Lima.

Màu nền
Font chữ
Font size
Chiều cao dòng

Sorry for the late update eue

Enjoy ~❤

Luna's POV

"Dan kau, Luna, persiapkanlah dirimu untuk menjadi seorang Ratu dari pack ini. Ratu dari pack Red Fire dan menjadi Luna yang baik."

Setelah Putri Viona mengatakan hal itu pun aku langsung mengerti apa yang sedang terjadi.

Aku akan menjadi Luna.

"Tentu, Putri Viona." jawabku lalu membungkuk sejenak.

Kurasakan tangan hangat seseorang mengusap rambutku lembut, membuatku mendongak dan kembali menatap Putri Viona bingung.

"Jangan begitu formal denganku, Luna," Putri Viona pun tersenyum. "Panggil saja Vee."

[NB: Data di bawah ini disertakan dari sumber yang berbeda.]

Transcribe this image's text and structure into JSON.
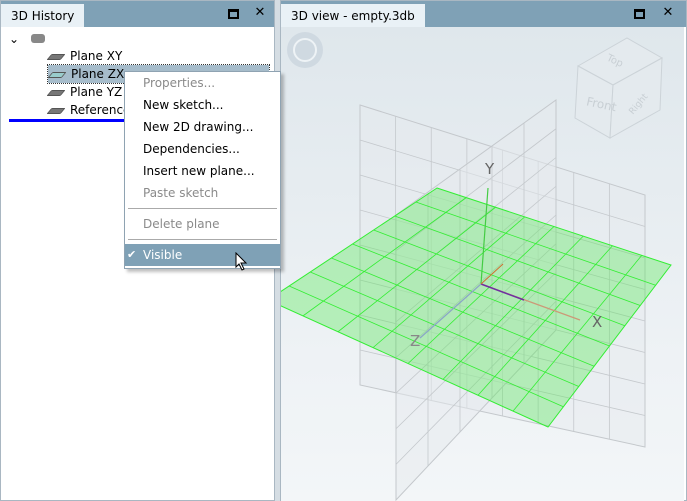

Aku melirik Arthur ketika kurasakan ia melingkarkan satu tangan kekarnya dipinggangku sembari tersenyum. Kualihkan pandanganku dari Arthur dan kembali menatap Putri Viona.

"Baiklah, Vee."

Vee pun kembali mengusap kepalaku, menepuk bahu Arthur lalu melenggang pergi dari hadapan kami.

Belum sempat aku bertanya siapa Vee sebenarnya, Arthur sudah menarik pinggangku dan membawaku ke hadapan khalayak. Untuk beberapa detik kudapati ruangan ini hening dalam sekejap, seluruh pasang mata tertuju kepadaku dan Arthur membuatku sedikit risih akan hal itu.

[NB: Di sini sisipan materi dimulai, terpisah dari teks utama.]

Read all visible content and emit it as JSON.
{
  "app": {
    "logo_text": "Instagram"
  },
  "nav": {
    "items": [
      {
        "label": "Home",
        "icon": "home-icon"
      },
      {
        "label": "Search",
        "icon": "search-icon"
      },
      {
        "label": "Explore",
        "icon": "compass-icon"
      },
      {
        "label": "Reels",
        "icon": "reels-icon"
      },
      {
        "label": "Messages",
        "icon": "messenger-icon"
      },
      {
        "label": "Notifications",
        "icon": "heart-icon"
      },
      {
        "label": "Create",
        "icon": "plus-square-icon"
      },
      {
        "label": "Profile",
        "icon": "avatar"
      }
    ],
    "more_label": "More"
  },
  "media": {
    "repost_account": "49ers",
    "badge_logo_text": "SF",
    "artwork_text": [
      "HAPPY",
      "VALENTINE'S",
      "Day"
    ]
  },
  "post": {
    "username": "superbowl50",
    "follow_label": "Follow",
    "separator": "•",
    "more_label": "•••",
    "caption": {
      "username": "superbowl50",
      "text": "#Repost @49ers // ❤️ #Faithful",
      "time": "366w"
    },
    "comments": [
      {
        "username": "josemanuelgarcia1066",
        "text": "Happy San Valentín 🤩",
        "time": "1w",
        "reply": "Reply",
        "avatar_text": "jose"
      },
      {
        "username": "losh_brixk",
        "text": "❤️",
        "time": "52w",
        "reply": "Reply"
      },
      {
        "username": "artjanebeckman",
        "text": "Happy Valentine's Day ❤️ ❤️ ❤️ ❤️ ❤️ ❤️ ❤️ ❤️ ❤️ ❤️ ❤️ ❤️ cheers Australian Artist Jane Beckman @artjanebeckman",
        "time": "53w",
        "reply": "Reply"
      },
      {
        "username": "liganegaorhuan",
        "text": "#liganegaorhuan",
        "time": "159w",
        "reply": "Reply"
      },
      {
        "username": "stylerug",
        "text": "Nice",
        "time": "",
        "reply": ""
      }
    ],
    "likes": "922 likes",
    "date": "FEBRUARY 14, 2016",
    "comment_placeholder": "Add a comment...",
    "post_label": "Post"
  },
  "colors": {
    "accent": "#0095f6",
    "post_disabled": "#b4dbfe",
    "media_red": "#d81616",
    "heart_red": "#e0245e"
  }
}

Bukannya melepaskan tangannya dari pinggangku, Arthur malah mengeratkan pelukannya. Selanjutnya kudapati diriku bertanya-tanya dengan apa yang terjadi pada Arthur, kedua mata biru lautnya berubah menjadi oranyeㅡsama seperti yang aku lihat malam ituㅡdan tatapannya menjadi sangat tegas.

"Kau sudah siap, Arthur?" ku alihkan pandanganku dan mendapati seorang pria dengan mata berwarna blue navy itu penasaran.

"Tentu, Alpha Gregory."

Perlahan-lahan Arthur melepaskan pelukannya pada pinggangku, membuatku menatapnya bingung. Namun seulas senyuman terukir diwajahnya, ia mengecup keningku kilat lalu maju beberapa langkah dari tempatnya.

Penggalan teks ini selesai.